- Directed by: Martin Clunes
- Written by: Paul Alexander Simon Braithwaite
- Produced by: Philippa Braithwaite
- Starring: Martin Clunes Michael Praed Sarah Winman Anna Chancellor
- Cinematography: Simon Kossoff
- Edited by: Peter Delfgou
- Music by: Peter Brewis
- Production company: Big Deal Pictures
- Distributed by: Entertainment
- Release date: 8 July 1994;
- Running time: 95 minutes
- Country: United Kingdom
- Language: English
- Budget: £650,000

= Staggered (film) =

Staggered is a 1994 British romantic comedy film starring and directed by Martin Clunes in his directorial debut. It follows the misfortune of Neil (Clunes), a bridegroom trying to get back to his intended bride after a stag night.
==Plot==
After his stag night, Neil Price wakes up naked on a remote Scottish island. The film follows his journey back towards his wedding, and the various characters and obstacles he encounters en route. It turns out that Neil's best friend Gary Bicknell spiked his drink and dumped him on the Isle of Barra to enable him to make his own move on Hilary and her well-to-do family.

==Cast==

- Martin Clunes as Neil Price
- Michael Praed as Gary Bicknell
- Michele Winstanley as Tina
- Kate Byers as Jackie
- Sarah Winman as Hilary
- David Kossoff as Elderly Man
- Helena McCarthy as Elderly Woman
- Sylvia Syms as Margaret
- Sion Tudor Owen as Morris
- Virginia McKenna as Flora
- Jake D'Arcy as Pilot
- John Forgeham as Inspector Lubbock
- Dan Travers as Policeman
- Steve Sweeney as Nutter
- Dermot Crowley as Dr. Barnet
- Anna Chancellor as Carmen Svennipeg
- Bill Gavin as Old Man
- Griff Rhys Jones as Graham
- Julia Deakin as Brenda
- Annette Ekblom as Caroline
- Desmond McNamara as Traffic Policeman
- George Rossi as Waiter
- Paul Brightwell as Longcoat
- Ian Michie as Milkman
- Michael Medwin as Hilary's father
- Neil Morrissey as Jeff the Videographer
- Richard Syms as Vicar
- Gary Murphy as Mr. Elvis
- Amanda Hodge as Mrs. Elvis
- Abigail Hodge as Baby Elvis

==Production==
The film was Clunes' directorial debut. He said "I was asked, and it's not the sort of thing you say no to, really". It was shot in Barra, Western Isles, Scotland, Kent, London, and Newcastle upon Tyne England in 42 days between 24 May and 5 July 1993.

==Reception==
Time Out said that the film was a "low-budget farce has a frustrating tendency to set up promising situations only to squander them" but that the project was "amusing and eventful, none the less". The review in Variety had a similar take, although it singled out Chancellor's character, Carmen, as being the best in the film describing her as having "more dark currents than a buttered bun."

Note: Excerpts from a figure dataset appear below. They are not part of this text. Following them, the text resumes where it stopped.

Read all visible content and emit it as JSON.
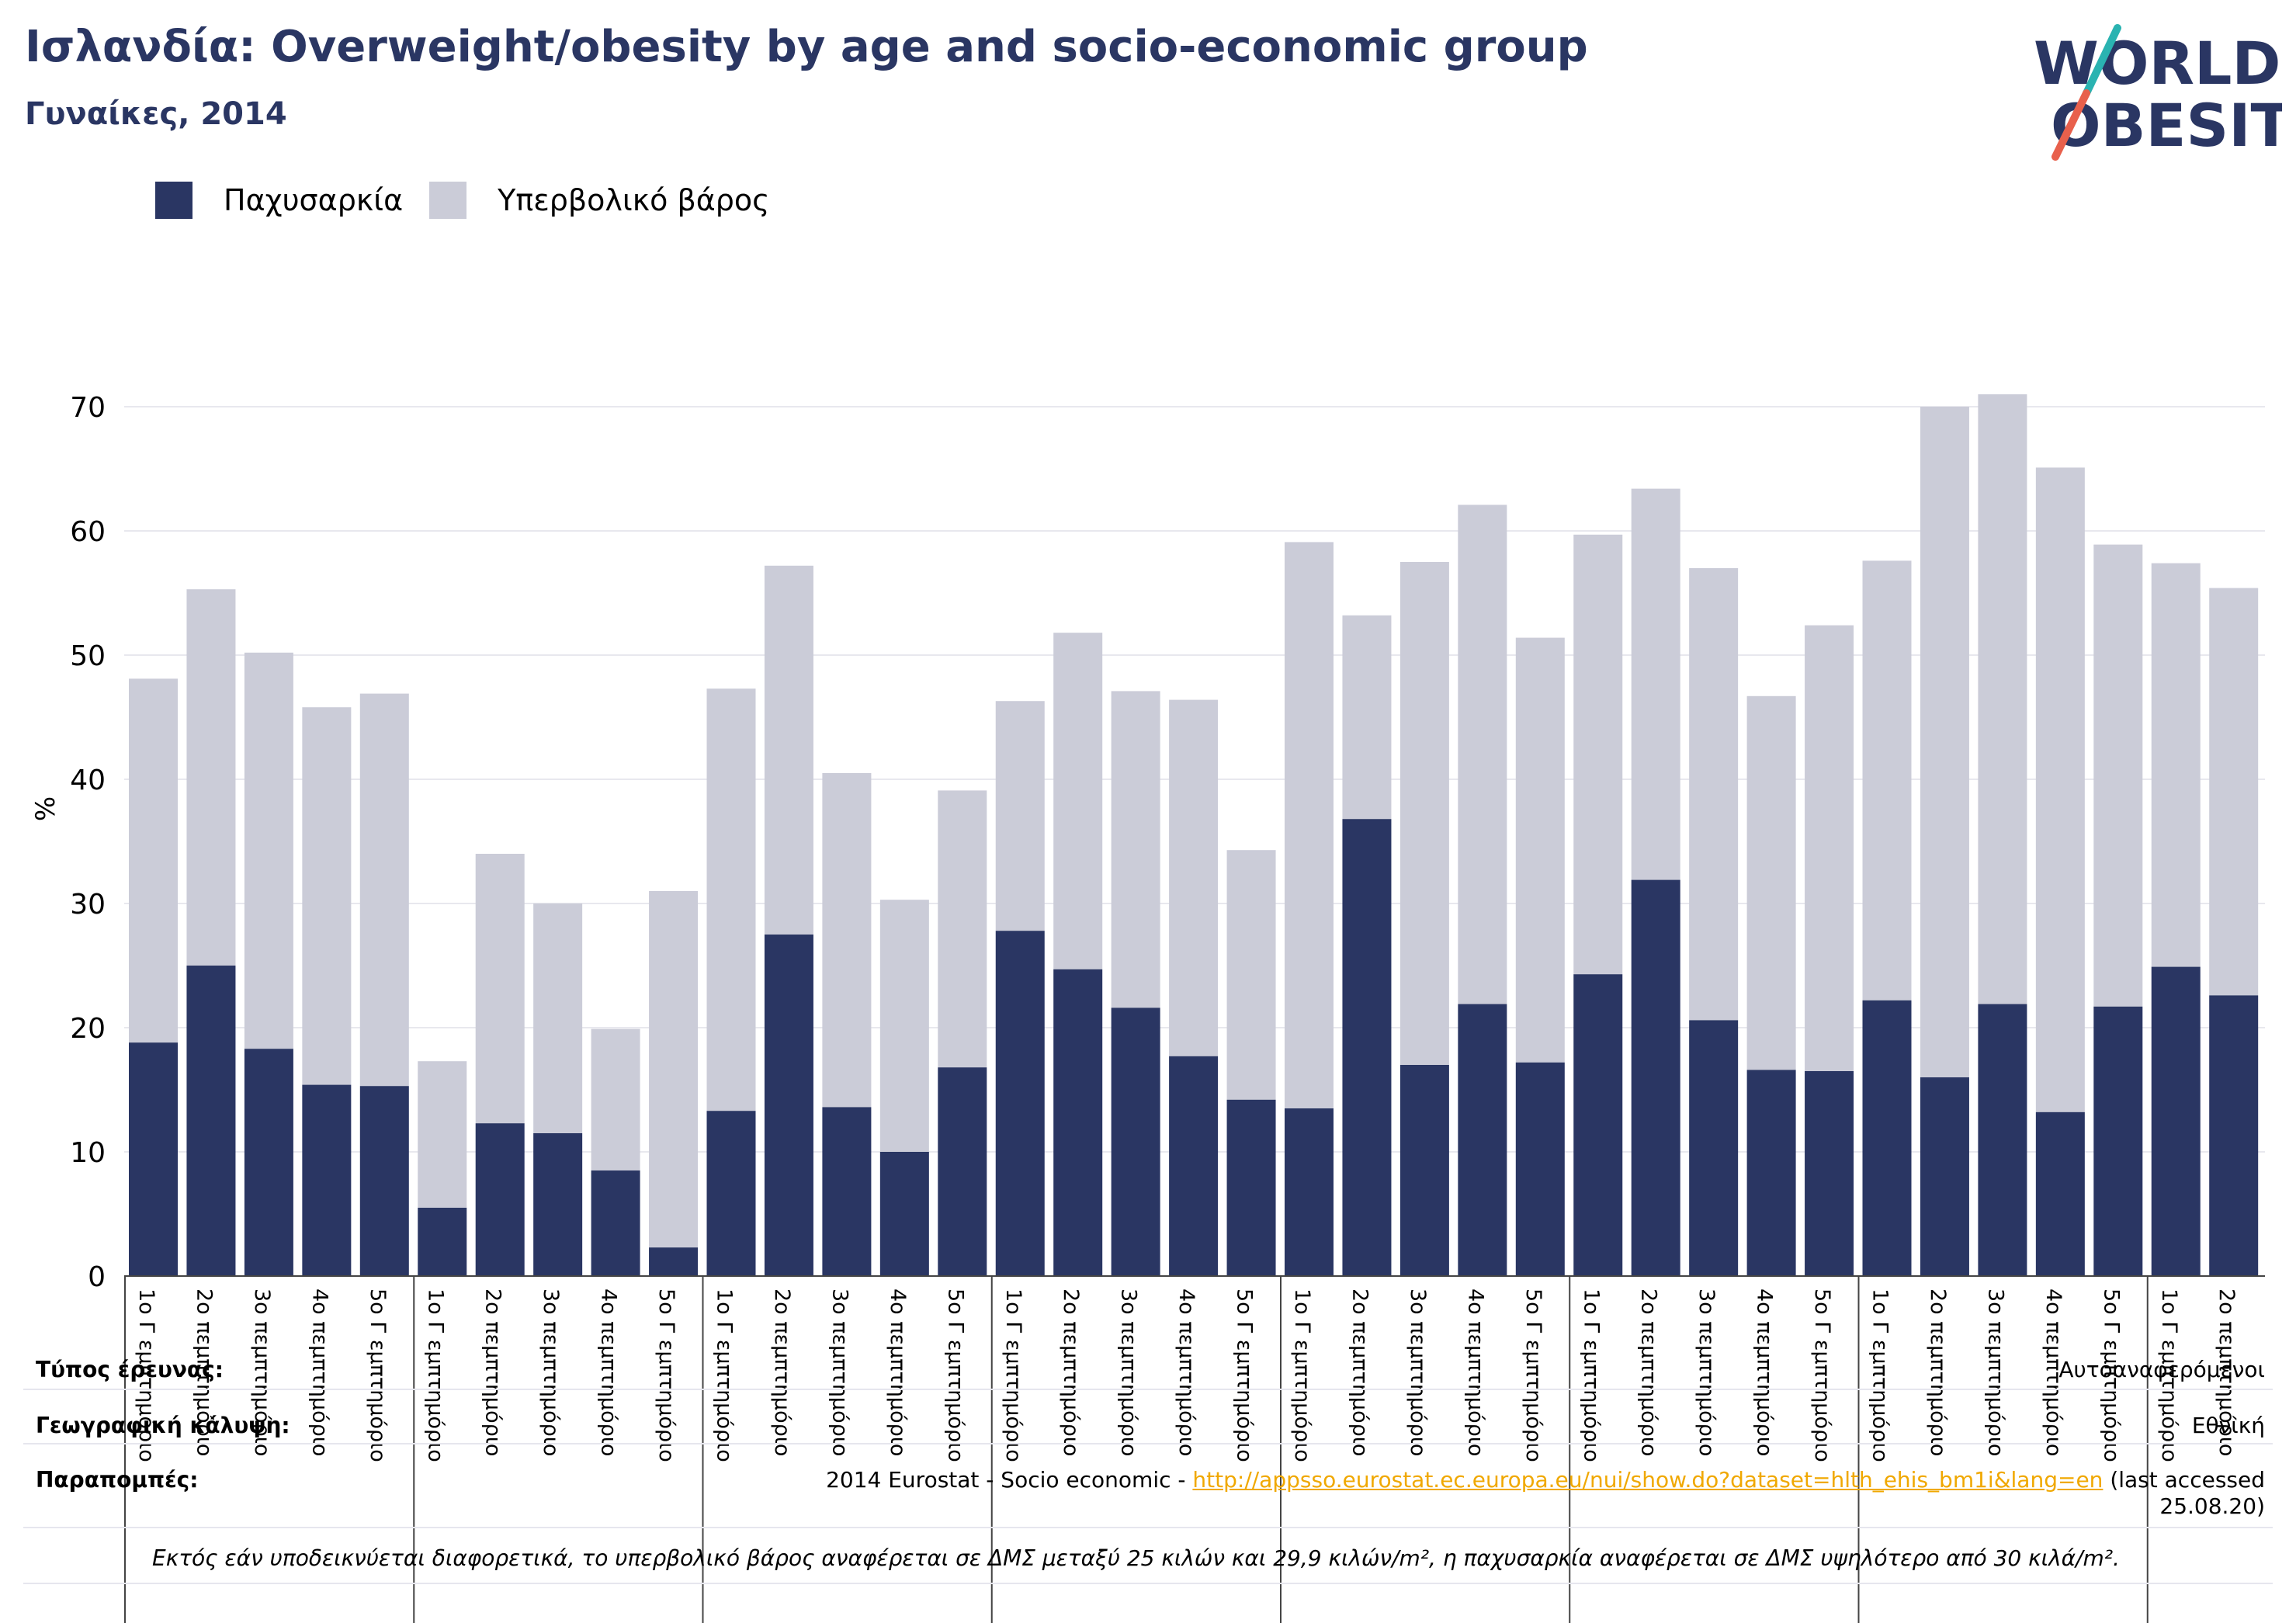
{
  "title": "Ισλανδία: Overweight/obesity by age and socio-economic group",
  "subtitle": "Γυναίκες, 2014",
  "logo": {
    "line1": "WORLD",
    "line2": "OBESITY",
    "colors": {
      "text": "#2a3663",
      "slash_top": "#2ab3b1",
      "slash_bottom": "#e8604c"
    }
  },
  "legend": [
    {
      "label": "Παχυσαρκία",
      "color": "#2a3663"
    },
    {
      "label": "Υπερβολικό βάρος",
      "color": "#cbccd8"
    }
  ],
  "chart_data": {
    "type": "bar",
    "stacked": true,
    "ylabel": "%",
    "ylim": [
      0,
      75
    ],
    "yticks": [
      0,
      10,
      20,
      30,
      40,
      50,
      60,
      70
    ],
    "grid": true,
    "legend_position": "top-left",
    "categories": [
      "1ο Γ εμπτημόριο",
      "2ο πεμπτημόριο",
      "3ο πεμπτημόριο",
      "4ο πεμπτημόριο",
      "5ο Γ εμπτημόριο",
      "1ο Γ εμπτημόριο",
      "2ο πεμπτημόριο",
      "3ο πεμπτημόριο",
      "4ο πεμπτημόριο",
      "5ο Γ εμπτημόριο",
      "1ο Γ εμπτημόριο",
      "2ο πεμπτημόριο",
      "3ο πεμπτημόριο",
      "4ο πεμπτημόριο",
      "5ο Γ εμπτημόριο",
      "1ο Γ εμπτημόριο",
      "2ο πεμπτημόριο",
      "3ο πεμπτημόριο",
      "4ο πεμπτημόριο",
      "5ο Γ εμπτημόριο",
      "1ο Γ εμπτημόριο",
      "2ο πεμπτημόριο",
      "3ο πεμπτημόριο",
      "4ο πεμπτημόριο",
      "5ο Γ εμπτημόριο",
      "1ο Γ εμπτημόριο",
      "2ο πεμπτημόριο",
      "3ο πεμπτημόριο",
      "4ο πεμπτημόριο",
      "5ο Γ εμπτημόριο",
      "1ο Γ εμπτημόριο",
      "2ο πεμπτημόριο",
      "3ο πεμπτημόριο",
      "4ο πεμπτημόριο",
      "5ο Γ εμπτημόριο",
      "1ο Γ εμπτημόριο",
      "2ο πεμπτημόριο"
    ],
    "series": [
      {
        "name": "Παχυσαρκία",
        "color": "#2a3663",
        "values": [
          18.8,
          25.0,
          18.3,
          15.4,
          15.3,
          5.5,
          12.3,
          11.5,
          8.5,
          2.3,
          13.3,
          27.5,
          13.6,
          10.0,
          16.8,
          27.8,
          24.7,
          21.6,
          17.7,
          14.2,
          13.5,
          36.8,
          17.0,
          21.9,
          17.2,
          24.3,
          31.9,
          20.6,
          16.6,
          16.5,
          22.2,
          16.0,
          21.9,
          13.2,
          21.7,
          24.9,
          22.6
        ]
      },
      {
        "name": "Υπερβολικό βάρος",
        "color": "#cbccd8",
        "values": [
          29.3,
          30.3,
          31.9,
          30.4,
          31.6,
          11.8,
          21.7,
          18.5,
          11.4,
          28.7,
          34.0,
          29.7,
          26.9,
          20.3,
          22.3,
          18.5,
          27.1,
          25.5,
          28.7,
          20.1,
          45.6,
          16.4,
          40.5,
          40.2,
          34.2,
          35.4,
          31.5,
          36.4,
          30.1,
          35.9,
          35.4,
          54.0,
          49.1,
          51.9,
          37.2,
          32.5,
          32.8
        ]
      }
    ]
  },
  "footer": {
    "survey_type_label": "Τύπος έρευνας:",
    "survey_type_value": "Αυτοαναφερόμενοι",
    "coverage_label": "Γεωγραφική κάλυψη:",
    "coverage_value": "Εθνική",
    "refs_label": "Παραπομπές:",
    "refs_prefix": "2014 Eurostat - Socio economic - ",
    "refs_link": "http://appsso.eurostat.ec.europa.eu/nui/show.do?dataset=hlth_ehis_bm1i&lang=en",
    "refs_suffix": " (last accessed",
    "refs_date": "25.08.20)",
    "note": "Εκτός εάν υποδεικνύεται διαφορετικά, το υπερβολικό βάρος αναφέρεται σε ΔΜΣ μεταξύ 25 κιλών και 29,9 κιλών/m², η παχυσαρκία αναφέρεται σε ΔΜΣ υψηλότερο από 30 κιλά/m²."
  }
}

The film opened in the United Kingdom on 108 screens on 8 July 1994 and grossed £245,516 in its opening weekend to take third place.

==See also==
- Dancing Queen, a British short TV comedy film from the previous year (1993) which also follows the misfortune of a bridegroom trying to get back to his intended bride after a stag night, in which Martin Clunes co-starred.